Joyner makes his concluding statement on the expressive “A Gentle Walk On Water,” a heartfelt sax and piano piece. A native of Norfolk, Virginia, Joyner inked his first record deal after being discovered by contemporary jazz stars Rick Braun and Richard Elliot. The 2007 debut disc, Babysoul, earned Joyner Debut Artist of the Year honors from Smooth Jazz News. Avoiding the sophomore slump, his second outing, Lil’ Man Soul, scored two No. 1 singles on Billboard’s Contemporary Jazz Songs chart with “I’m Waiting For You” staying in the top spot for 12 weeks and winning Song of the Year at the 2009 American Smooth Jazz Awards. His self-titled third album (2010) incorporated more funk and pop grooves spawning a pair of singles that peaked at No. 2 (“Push”) and No. 3 (“Dance With Me”) on the Billboard chart. Joyner fueled his popularity in support of each campaign by touring the globe extensively, including performances at major jazz festivals alongside his role models such as Albright, George Duke, Marcus Miller, Kirk Whalum and Najee.
Having established himself in the contemporary jazz-R&B instrumental realm, Joyner switched direction by returning to his roots on his fourth album. Reared in the church, Joyner’s 2012 offering Church Boy was a well- received gospel jazz collection that charted on Billboard’s Jazz Albums and Top Gospel Albums charts paced by the single, “City On Our Knees,” which went Top 20. Prior to launching his recording career, it was the church and Joyner’s faith that carried him through two bouts with homelessness during which he slept in his car. After regaining his footing, he was part of a month-long missionary trip to Africa. “It was a transformative experience that showed me how good we have it here in America. In many parts of Africa, there is no running water or electricity, let alone when you are homeless. It opened my perspective immensely, especially seeing people who were happy even though they didn’t have anything material,” reflects Joyner. “Touring behind Church Boy provided unique experiences like visiting churches where I was able to talk to large audiences as well as share my God-given gift.”

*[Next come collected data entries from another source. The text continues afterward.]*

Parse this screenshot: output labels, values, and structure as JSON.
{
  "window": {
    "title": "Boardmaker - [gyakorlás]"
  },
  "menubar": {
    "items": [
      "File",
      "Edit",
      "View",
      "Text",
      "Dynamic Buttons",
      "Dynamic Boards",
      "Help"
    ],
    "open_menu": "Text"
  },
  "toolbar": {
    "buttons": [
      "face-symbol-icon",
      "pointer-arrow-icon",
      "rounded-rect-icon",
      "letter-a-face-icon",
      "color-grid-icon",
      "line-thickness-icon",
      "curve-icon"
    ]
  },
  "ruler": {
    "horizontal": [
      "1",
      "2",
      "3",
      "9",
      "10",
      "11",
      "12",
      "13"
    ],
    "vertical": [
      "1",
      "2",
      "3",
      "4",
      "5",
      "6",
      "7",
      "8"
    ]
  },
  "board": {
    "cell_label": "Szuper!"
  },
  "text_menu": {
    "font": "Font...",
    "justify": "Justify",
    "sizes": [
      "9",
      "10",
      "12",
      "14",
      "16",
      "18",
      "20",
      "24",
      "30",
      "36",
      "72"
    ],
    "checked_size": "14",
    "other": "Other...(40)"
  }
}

Entering his mid-30s, Joyner is an exuberant talent with creative ambitions in areas beyond music. While focusing more on his songwriting and playing more soprano sax, he’s penning a sci-fi novel. Joyner, who resides with his wife, Lola, near Los Angeles, CA, anticipates a busy year of touring ahead—both with his own band and with Matsui. “I’m excited about playing music from Evolve live because it was written specifically with live performances in mind.” It will be interesting to watch this young artist continue to evolve.